Note that a QSE HSA is subject to PCORI fees and the associated reporting requirements.

Consequences of Failure to Meet QSE HRA Requirements

An arrangement will be a group health plan that is not a QSE HRA if it does not comply with the if (a) it is not provided by an eligible employer (such as an employer that offers another group health plan to its employees), (b) it is not provided on the same terms to all eligible employees, (c) it reimburses medical expenses without first requiring proof of MEC, or (d) it provides a permitted benefit in excess of the statutory dollar limits. An arrangement’s failure to be a QSEHRA will not cause any reimbursement of a properly substantiated medical expense that is otherwise excludable from income to be included in the employee’s income or wages.

If an arrangement operationally or by its terms reimburses eligible employees for expenses (a) that have not been substantiated, (b) that are reimbursed in advance of substantiation, or (c) that are not medical expenses, then the arrangement is neither a QSE HRA nor a group health plan, and all amounts paid under the arrangement are included in every employee’s gross income and wages.

An employer’s failure to timely provide a compliant written notice does not cause an arrangement to fail to be a QSE HRA, but instead results in a penalty of $50 per employee per incident subject to a maximum of $2,500 per calendar year.

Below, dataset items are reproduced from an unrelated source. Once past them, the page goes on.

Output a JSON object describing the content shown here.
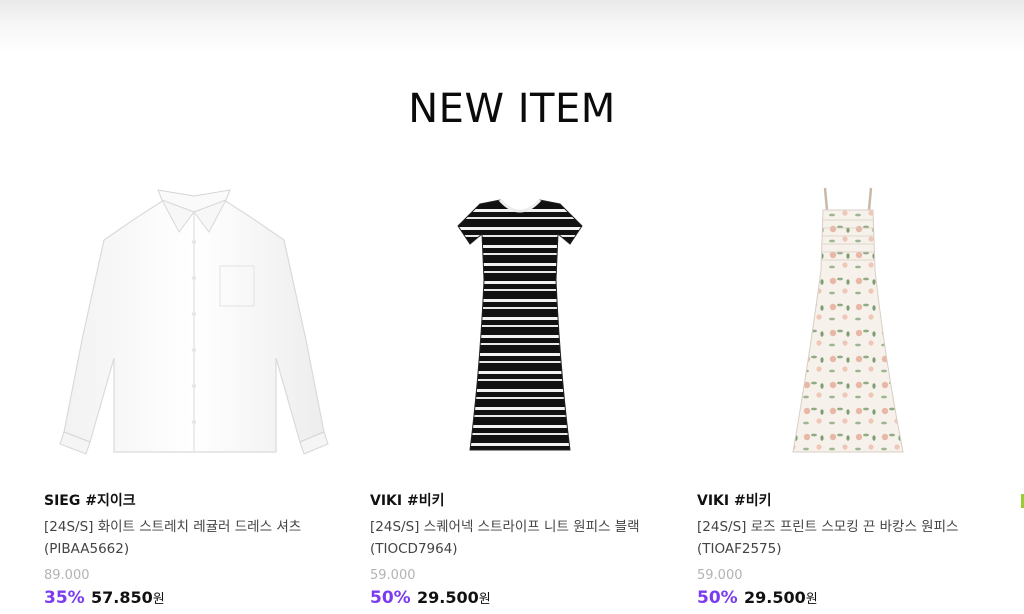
{
  "section": {
    "title": "NEW ITEM"
  },
  "products": [
    {
      "brand": "SIEG #지이크",
      "name_line1": "[24S/S] 화이트 스트레치 레귤러 드레스 셔츠",
      "name_line2": "(PIBAA5662)",
      "original_price": "89.000",
      "discount": "35%",
      "sale_price": "57.850",
      "currency": "원",
      "image": "white-dress-shirt"
    },
    {
      "brand": "VIKI #비키",
      "name_line1": "[24S/S] 스퀘어넥 스트라이프 니트 원피스 블랙",
      "name_line2": "(TIOCD7964)",
      "original_price": "59.000",
      "discount": "50%",
      "sale_price": "29.500",
      "currency": "원",
      "image": "striped-knit-dress"
    },
    {
      "brand": "VIKI #비키",
      "name_line1": "[24S/S] 로즈 프린트 스모킹 끈 바캉스 원피스",
      "name_line2": "(TIOAF2575)",
      "original_price": "59.000",
      "discount": "50%",
      "sale_price": "29.500",
      "currency": "원",
      "image": "floral-smocked-dress"
    }
  ],
  "colors": {
    "discount": "#7a3cf0",
    "original_price": "#b3b3b3"
  }
}
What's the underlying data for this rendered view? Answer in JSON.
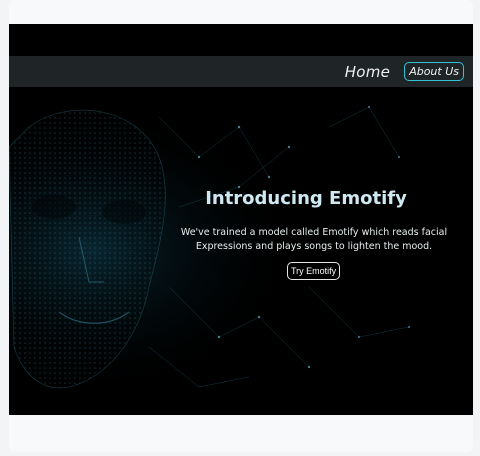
{
  "nav": {
    "home_label": "Home",
    "about_label": "About Us"
  },
  "hero": {
    "title": "Introducing Emotify",
    "description": "We've trained a model called Emotify which reads facial Expressions and plays songs to lighten the mood.",
    "cta_label": "Try Emotify"
  },
  "colors": {
    "accent": "#34c1d6",
    "navbar": "#1f2426",
    "background": "#000000"
  },
  "icons": {
    "hero_image": "wireframe-face-icon"
  }
}
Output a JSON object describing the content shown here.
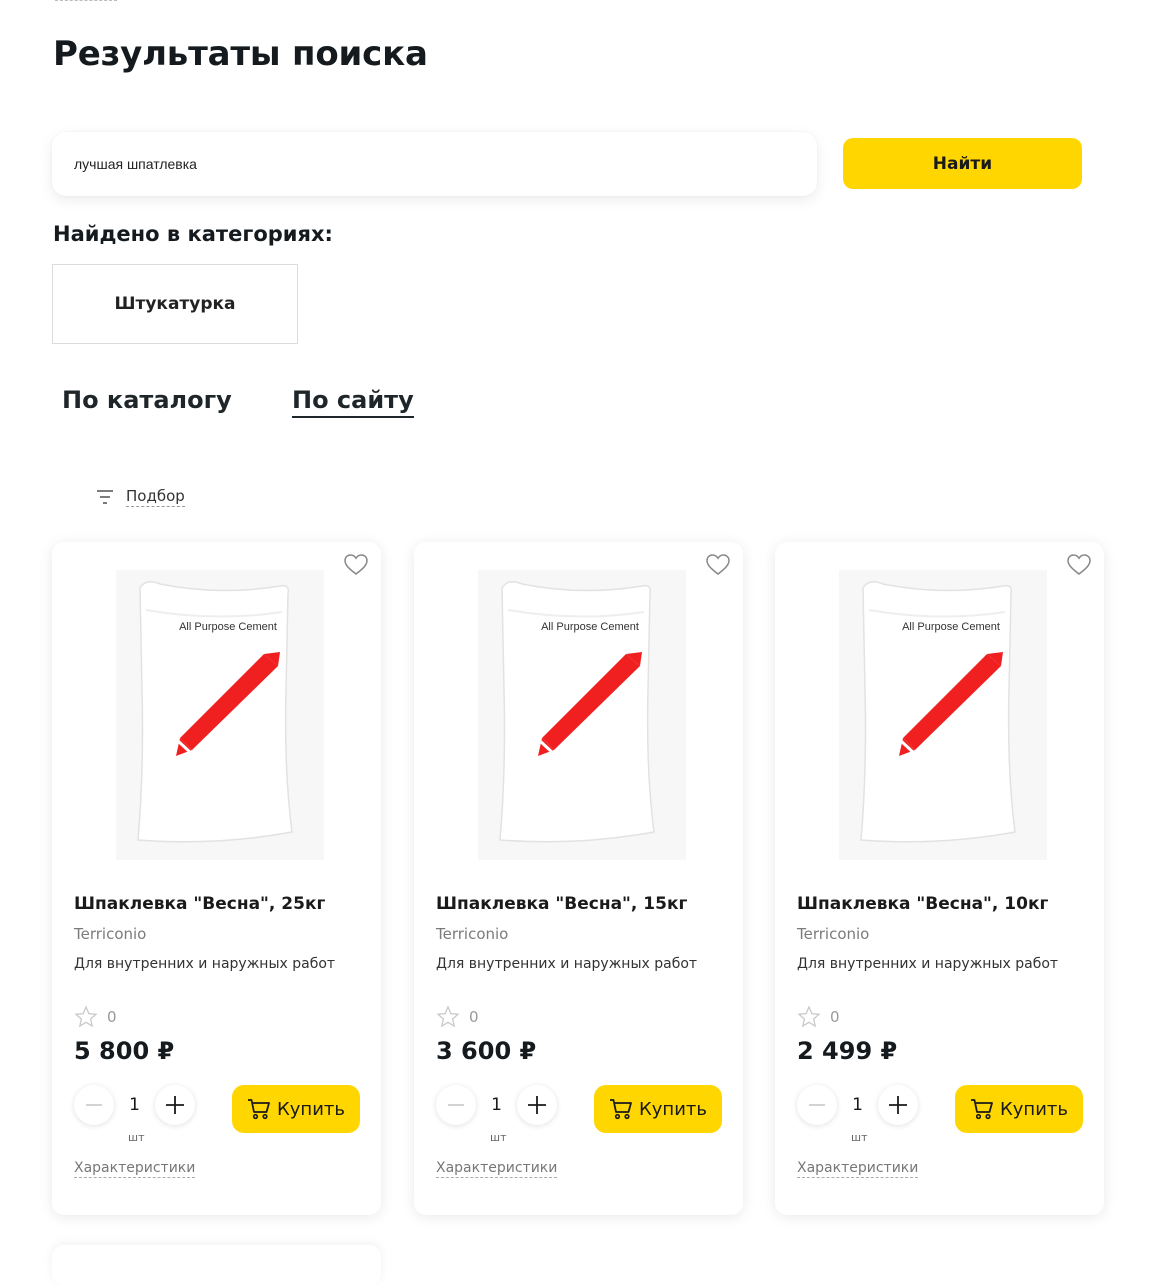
{
  "page": {
    "title": "Результаты поиска"
  },
  "search": {
    "value": "лучшая шпатлевка",
    "button_label": "Найти"
  },
  "categories": {
    "heading": "Найдено в категориях:",
    "items": [
      {
        "label": "Штукатурка"
      }
    ]
  },
  "tabs": [
    {
      "label": "По каталогу",
      "active": false
    },
    {
      "label": "По сайту",
      "active": true
    }
  ],
  "filter": {
    "label": "Подбор",
    "icon": "filter-icon"
  },
  "products": [
    {
      "name": "Шпаклевка \"Весна\", 25кг",
      "brand": "Terriconio",
      "description": "Для внутренних и наружных работ",
      "rating_count": "0",
      "price": "5 800 ₽",
      "quantity": "1",
      "unit": "шт",
      "buy_label": "Купить",
      "specs_label": "Характеристики",
      "image_text": "All Purpose Cement"
    },
    {
      "name": "Шпаклевка \"Весна\", 15кг",
      "brand": "Terriconio",
      "description": "Для внутренних и наружных работ",
      "rating_count": "0",
      "price": "3 600 ₽",
      "quantity": "1",
      "unit": "шт",
      "buy_label": "Купить",
      "specs_label": "Характеристики",
      "image_text": "All Purpose Cement"
    },
    {
      "name": "Шпаклевка \"Весна\", 10кг",
      "brand": "Terriconio",
      "description": "Для внутренних и наружных работ",
      "rating_count": "0",
      "price": "2 499 ₽",
      "quantity": "1",
      "unit": "шт",
      "buy_label": "Купить",
      "specs_label": "Характеристики",
      "image_text": "All Purpose Cement"
    }
  ],
  "colors": {
    "accent": "#ffd600",
    "text_dark": "#141a1e",
    "muted": "#7b7b7b",
    "bag_stripe": "#f02020"
  }
}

Individual eligibility for HSA purposes can be affected by coverage under a QSE HRA,

In general, if the QSA HRA reimburses any medical expense, the covered individual is not eligible to contribute to an HSA. However, if reimbursements are limited to reimbursement of premiums for health insurance policies, or permitted insurance or disregarded coverage (as defined under the HSA rules), HSA eligibility is not affected.

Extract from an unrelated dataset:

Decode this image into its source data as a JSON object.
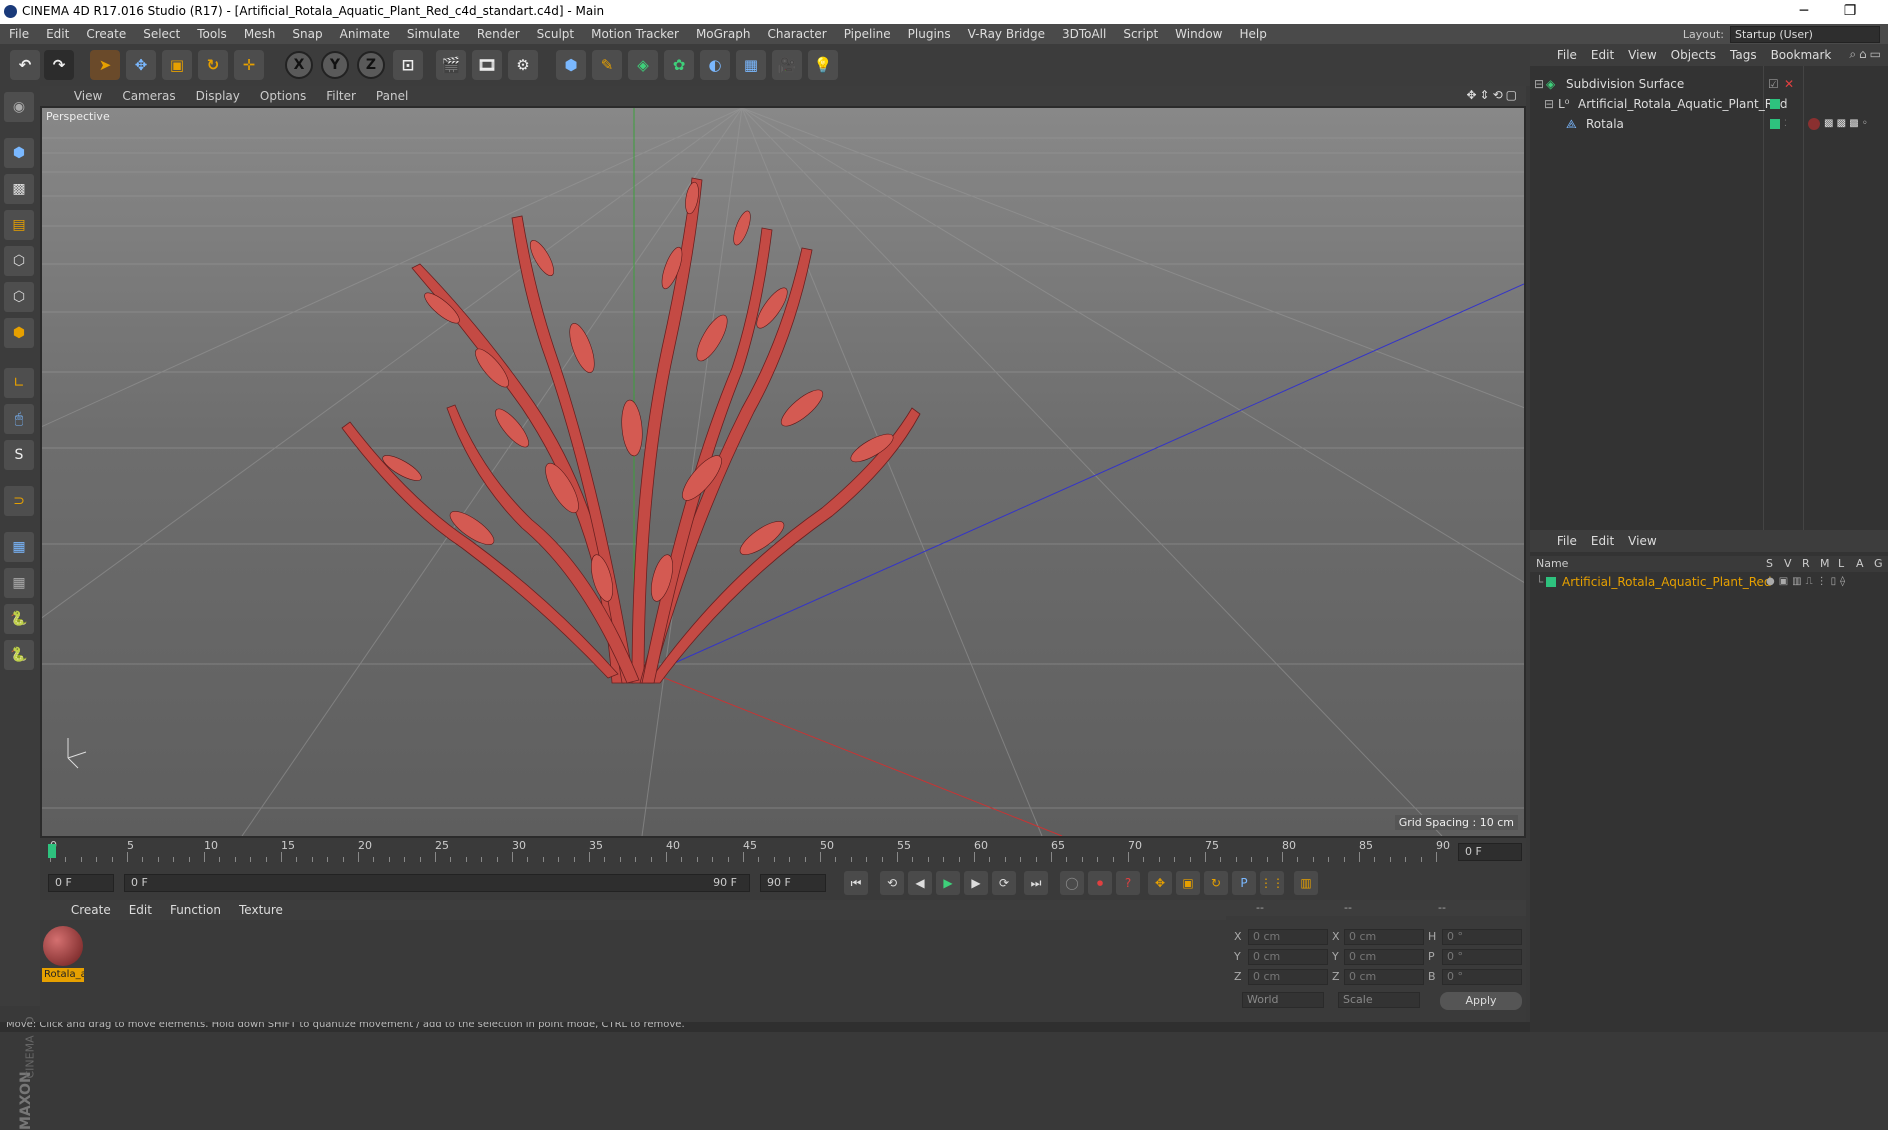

Note that a QSE HRA is not considered a group health plan for purposes of ERISA or COBRA. However, it will still be a “welfare benefit plan” and subject to those provisions of ERISA and HIPAA that apply to such plans (even if they are not group health plans.) This includes plan document and SPD requirements; and HIPAA privacy and security rules unless the exception for small, self-administered plans applies.